Little by little, Pucci’s showroom grew eclectic in its display of furniture, as well as sculpture, photography and lighting, while continuing with mannequins. It’s become a type of cultural center where the artists, designers and retailers would gather for openings (when there wasn’t the global health crisis) with Ralph Pucci, the impresario of it all.

Aside from the 11th floor in 44 West 18th Street, Pucci occupies the penthouse and ninth levels, each 16,000 square feet, for a total of 40,000 square feet of showroom space at the site. Pucci also has showrooms in Los Angeles and Miami.

Over two years ago, Pucci started manufacturing contemporary furniture, adding a “midlevel” price range to the offering. Furniture is currently by far the bulk of his business, with volume increasing with the conversion of the factory space and with consumers spending more of their discretionary dollars on furnishing their homes rather than on traveling, or on wear-to-work apparel due to COVID-19-related sheltering in.

Some of the same creators that Pucci has represented over the years are now designing furniture for him to manufacture. Among them is Naggar, who has created indoor/outdoor fiberglass furniture including chairs for $2,750 and benches for $3,000. He’s currently an artist-in-residence, in the Pucci sculpture studio every day working closely with Evert.

Also on display are Paul Mathieu eight-foot-tall sculptural floor lamps in plasterglass, priced $10,000, and $3,000 chairs in a form of fiberglass, as well coffee tables with a “black foundry” pigment, priced $7,500, and plasterglass sconces.

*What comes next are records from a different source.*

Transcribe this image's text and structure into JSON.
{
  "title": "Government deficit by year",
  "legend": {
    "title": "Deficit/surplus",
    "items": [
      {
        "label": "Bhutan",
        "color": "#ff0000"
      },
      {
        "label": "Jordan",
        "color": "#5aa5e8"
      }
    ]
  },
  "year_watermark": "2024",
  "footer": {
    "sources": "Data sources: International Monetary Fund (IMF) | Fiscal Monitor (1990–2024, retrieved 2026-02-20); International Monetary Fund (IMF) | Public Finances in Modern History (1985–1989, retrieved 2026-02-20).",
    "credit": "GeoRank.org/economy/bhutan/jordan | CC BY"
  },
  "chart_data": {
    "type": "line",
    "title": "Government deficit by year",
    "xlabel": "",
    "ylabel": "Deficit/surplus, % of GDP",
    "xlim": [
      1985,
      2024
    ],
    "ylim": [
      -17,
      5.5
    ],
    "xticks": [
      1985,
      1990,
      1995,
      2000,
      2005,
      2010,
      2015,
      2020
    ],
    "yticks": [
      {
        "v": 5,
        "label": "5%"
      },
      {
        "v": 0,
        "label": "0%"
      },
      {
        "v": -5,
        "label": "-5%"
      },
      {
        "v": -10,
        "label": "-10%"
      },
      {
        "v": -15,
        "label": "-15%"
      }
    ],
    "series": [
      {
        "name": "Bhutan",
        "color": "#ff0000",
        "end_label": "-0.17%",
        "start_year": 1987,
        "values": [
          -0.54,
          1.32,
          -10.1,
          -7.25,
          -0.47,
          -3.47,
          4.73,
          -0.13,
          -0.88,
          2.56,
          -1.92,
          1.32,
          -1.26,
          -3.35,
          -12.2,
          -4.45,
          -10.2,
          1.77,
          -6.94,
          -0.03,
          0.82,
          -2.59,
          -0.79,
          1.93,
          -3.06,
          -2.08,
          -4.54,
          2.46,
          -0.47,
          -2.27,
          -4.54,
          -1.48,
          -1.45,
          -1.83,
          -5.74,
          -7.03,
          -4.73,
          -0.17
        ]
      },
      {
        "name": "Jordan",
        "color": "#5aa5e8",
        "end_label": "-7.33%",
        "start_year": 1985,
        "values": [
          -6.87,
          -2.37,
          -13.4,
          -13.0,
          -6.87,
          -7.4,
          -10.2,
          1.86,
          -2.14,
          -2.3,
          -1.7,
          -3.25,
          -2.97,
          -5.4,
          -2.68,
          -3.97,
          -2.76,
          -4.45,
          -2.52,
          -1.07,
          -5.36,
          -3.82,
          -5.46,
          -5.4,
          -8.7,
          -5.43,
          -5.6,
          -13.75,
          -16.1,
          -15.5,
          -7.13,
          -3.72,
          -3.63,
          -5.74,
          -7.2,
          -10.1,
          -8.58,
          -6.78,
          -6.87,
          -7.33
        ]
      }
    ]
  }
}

John Koga, a Hawaiian sculptor, has created chairs, lighting and tables, in plasterglass, ranging from $3,000 to $12,500.

John Koga furniture at the Ralph Pucci gallery. 

Eric Schmidt, who also works in plasterglass, has a collection of chairs and tables, which will be available in 2021.

The artists develop the concept and sketches, and collaborate with Pucci and Evert to finesse the design and come up with clay prototypes and fiberglass molds to cast the furniture, though it’s not like assembly-line production. “Each piece is hand-sanded, so some pieces might be smoother than others, or a little lighter or darker, or have some imperfections, which we like. So none are the same, which makes it more of an art form,” said Pucci.

The furniture has the look of plaster, which people like, but plaster isn’t practical for furniture so it’s structured in plasterglass, which gives it strength and durability, explained Pucci. “I’m a big fan of Miró , Picasso, Giacometti and Arp, who were all very fond of working in plaster,” said Pucci.

“Our factory for mannequins has provided us with opportunities in the furniture world,” Pucci said. “It hasn’t been a difficult transition. We didn’t have to retool.

“You have to reinvent yourself. But I love the idea of working with new designers, a new medium and a new market.”

Sculptural furniture display by Stefan Bishop at the Ralph Pucci gallery.